In a study led by Gawlik and her colleagues at Ohio State’s College of Nursing, data was collected from more than 700 parents nationwide to investigate the health impacts of this “culture of achievement.” Their results clearly show a strong association between high expectations and parental burnout.

“When parents are burned out, they have more depression, anxiety and stress, but their children also do behaviorally and emotionally worse,” said Bernadette Melnyk, vice president for health promotion and chief wellness officer at Ohio State, in a statement. “So it’s super important to face your true story if you’re burning out as a parent and do something about it for better self-care.”

In total, 57 percent of the parents surveyed reported parental burnout, which was also closely related to harsher parenting and more mental health problems among their children.

“The absolute last thing that I want to do with this study is to shame parents because being a parent is really hard,” Gawlik said. “The point is to show that we don’t have to put on this façade and pretend that everything is so perfect all the time.”

So what can you do as a parent if you are feeling parental burnout?

“With parental burnout, it’s really about looking at your stressors and then looking at your resources,” Gawlik said. “So, for example, if you’re a parent and you feel like you’re always in the car dropping off and picking up kids, then a resource potentially could be starting a car pool so you only have to do the drive once a week.

“It looks a little bit different for every parent, but it’s important to think: What is the priority for your family? My priority is that my kids are outside and they get to play,” she said.

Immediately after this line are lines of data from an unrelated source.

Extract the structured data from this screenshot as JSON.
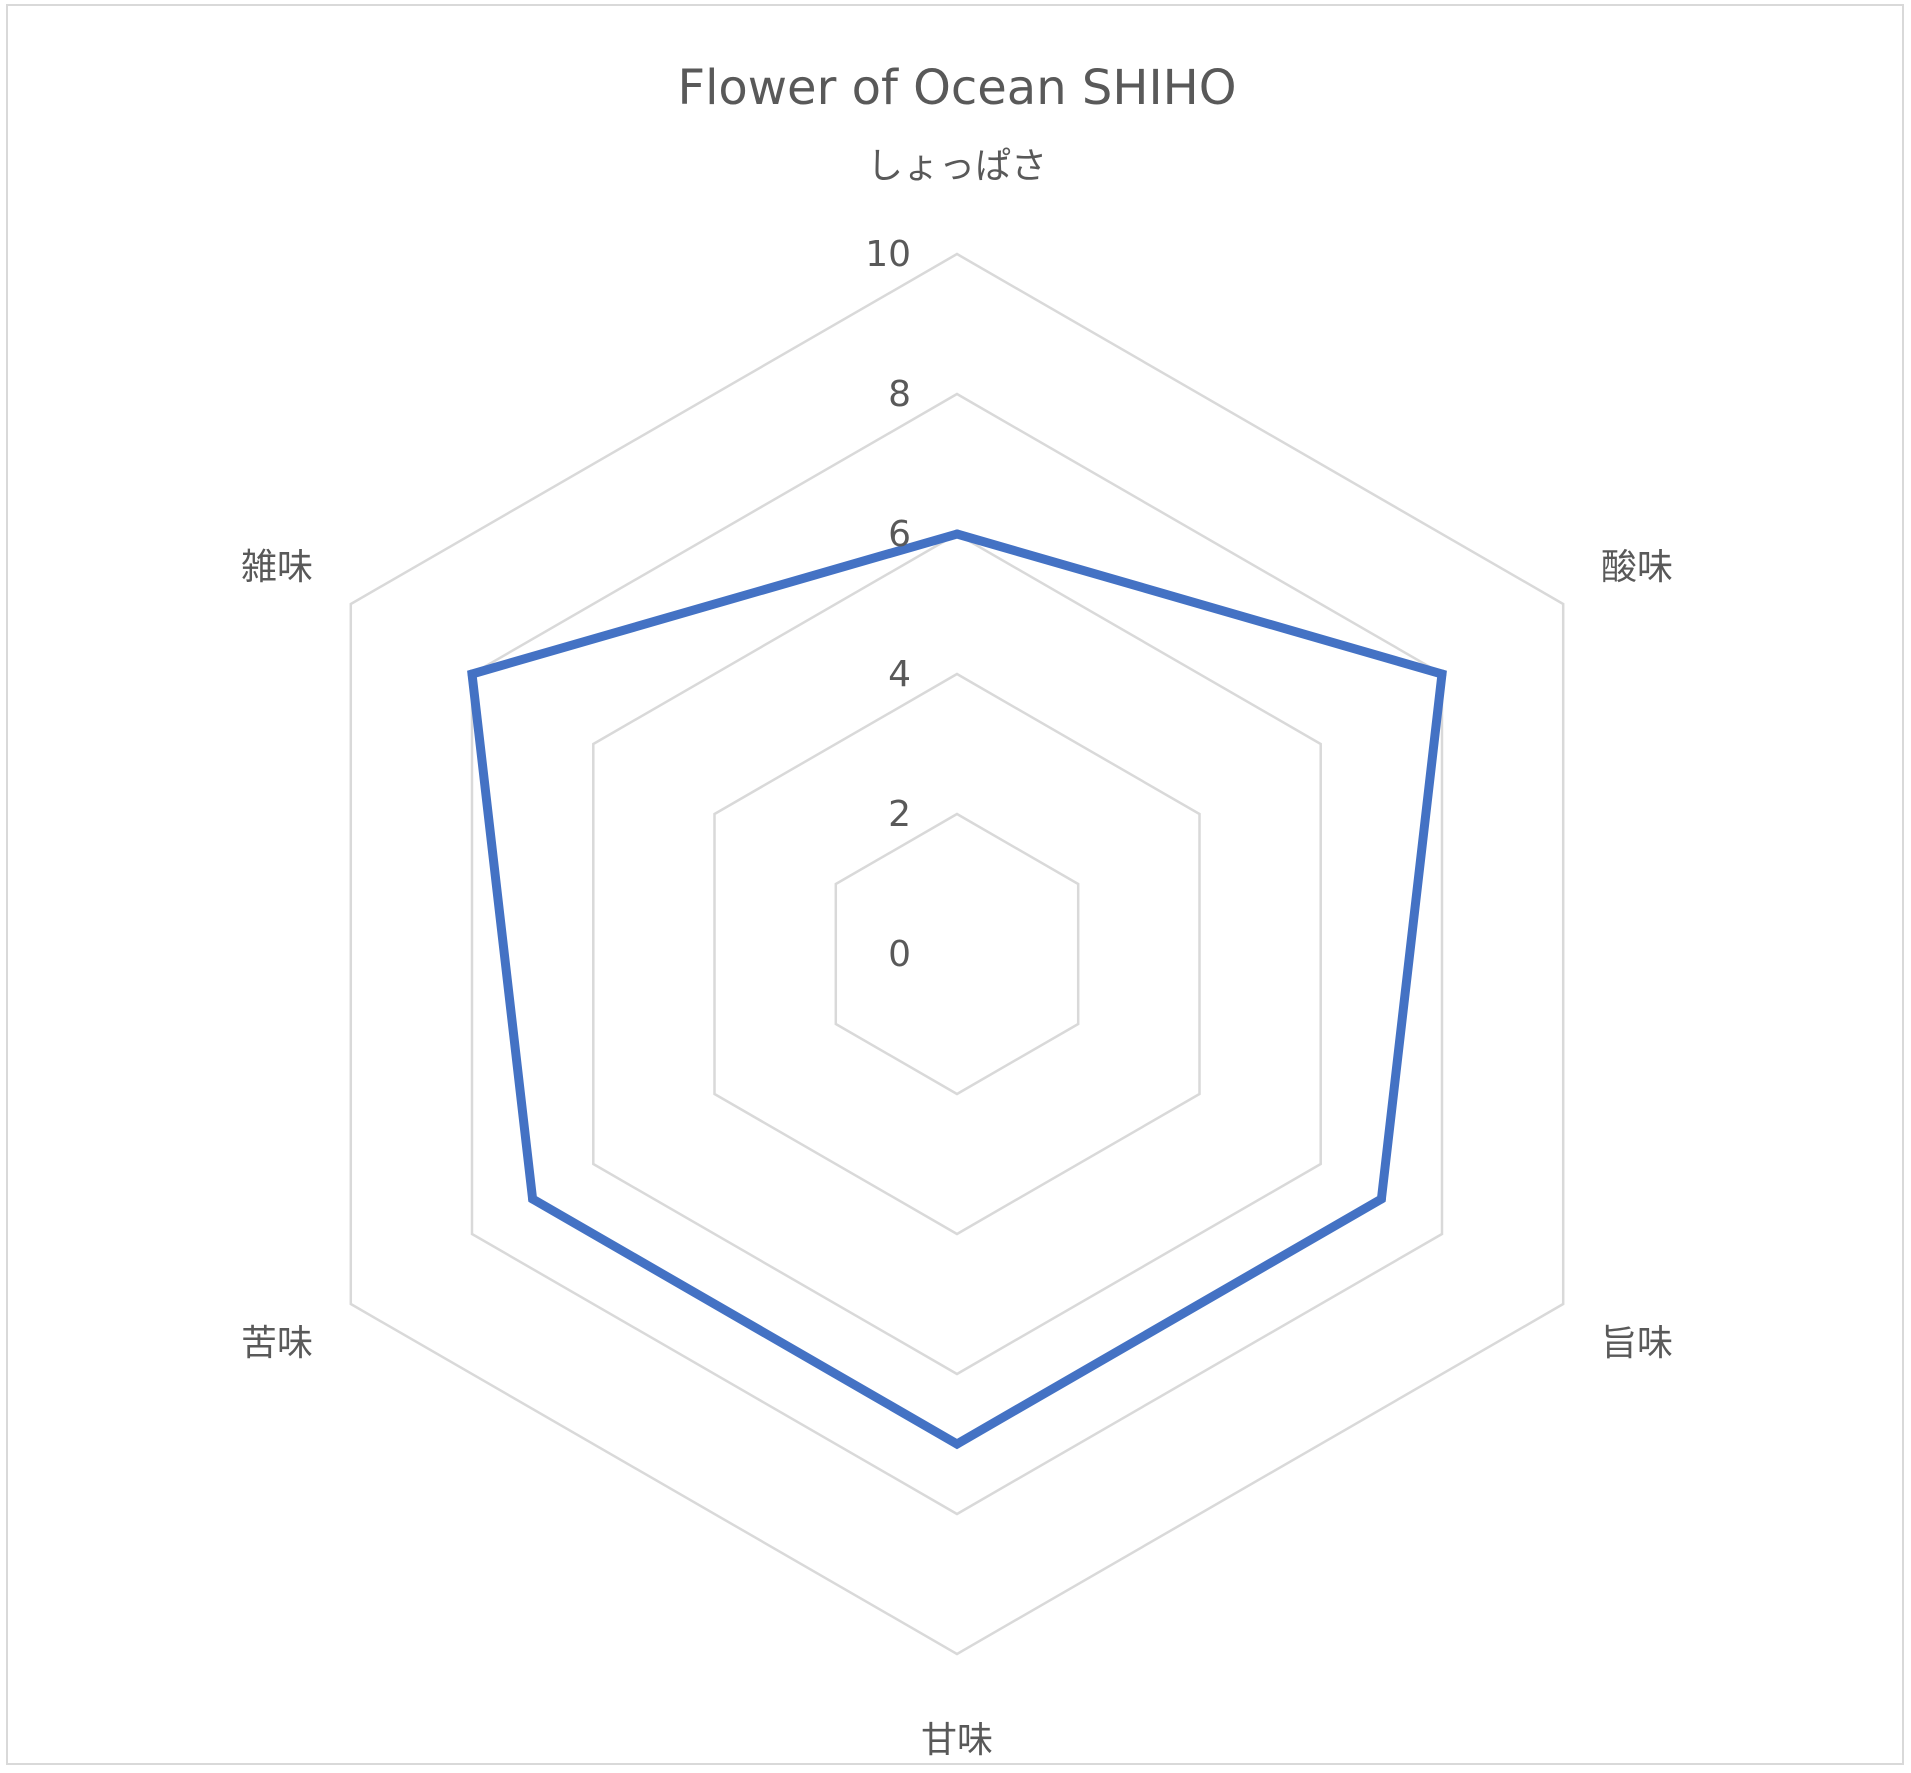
{
  "chart_data": {
    "type": "radar",
    "title": "Flower of Ocean SHIHO",
    "categories": [
      "しょっぱさ",
      "酸味",
      "旨味",
      "甘味",
      "苦味",
      "雑味"
    ],
    "series": [
      {
        "values": [
          6,
          8,
          7,
          7,
          7,
          8
        ]
      }
    ],
    "rlim": [
      0,
      10
    ],
    "r_ticks": [
      "0",
      "2",
      "4",
      "6",
      "8",
      "10"
    ],
    "grid": true,
    "legend": "none",
    "colors": {
      "series": "#4472c4",
      "grid": "#d9d9d9",
      "text": "#595959"
    }
  }
}
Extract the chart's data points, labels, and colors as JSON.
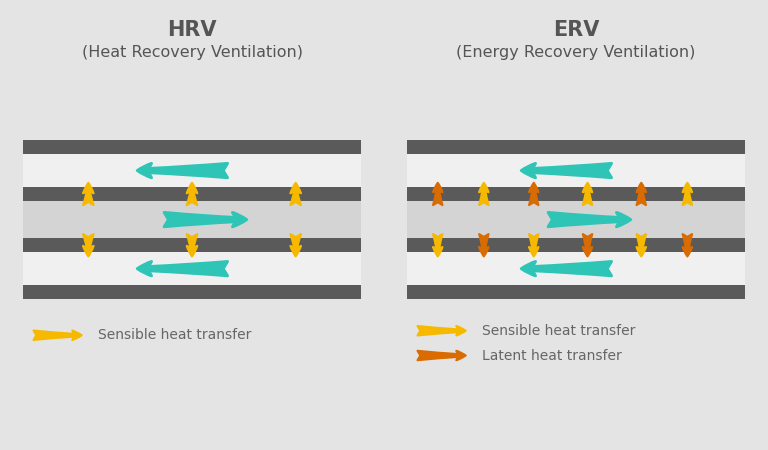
{
  "bg_color": "#e4e4e4",
  "box_bg_hrv": "#ececec",
  "box_bg_erv": "#e8e8e8",
  "dark_stripe": "#5a5a5a",
  "mem_color": "#d0d0d0",
  "teal_color": "#2ec4b6",
  "yellow_color": "#f6b900",
  "orange_color": "#d96b00",
  "hrv_title": "HRV",
  "hrv_subtitle": "(Heat Recovery Ventilation)",
  "erv_title": "ERV",
  "erv_subtitle": "(Energy Recovery Ventilation)",
  "title_fontsize": 15,
  "subtitle_fontsize": 11.5,
  "legend_fontsize": 10,
  "sensible_label": "Sensible heat transfer",
  "latent_label": "Latent heat transfer"
}
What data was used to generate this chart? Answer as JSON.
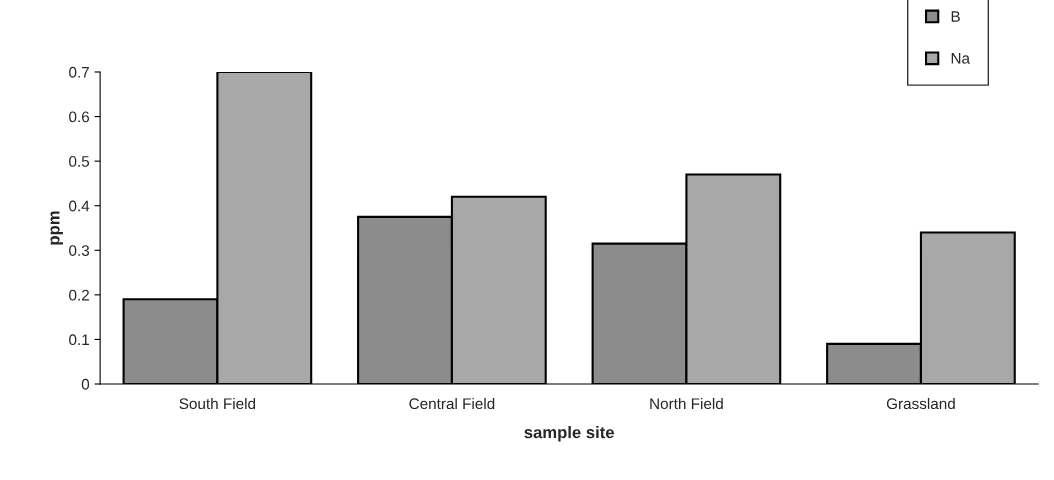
{
  "chart_data": {
    "type": "bar",
    "xlabel": "sample site",
    "ylabel": "ppm",
    "categories": [
      "South Field",
      "Central Field",
      "North Field",
      "Grassland"
    ],
    "series": [
      {
        "name": "B",
        "color": "#8c8c8c",
        "values": [
          0.19,
          0.375,
          0.315,
          0.09
        ]
      },
      {
        "name": "Na",
        "color": "#a8a8a8",
        "values": [
          0.7,
          0.42,
          0.47,
          0.34
        ]
      }
    ],
    "ylim": [
      0,
      0.7
    ],
    "yticks": [
      0,
      0.1,
      0.2,
      0.3,
      0.4,
      0.5,
      0.6,
      0.7
    ],
    "grid": false,
    "legend": "top right"
  }
}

Melnyk said taking care of yourself as a parent can also set a good example for your children.

“Parents do a great job caring for their children and everybody else, but they often don’t prioritize their own self-care,” she said. “As parents, we can’t keep pouring from an empty cup. If children see their parents taking good self-care, the chances are they’re going to grow up with that value as well. It has a ripple effect to the children and to the entire family.”

Taking care of ourselves in this way may help reduce what Melnyk describes as a “public health epidemic” of parental burnout.

Gawlik quoted one of the study’s participants, who said: “I would much rather have a happy kid than a perfect kid.”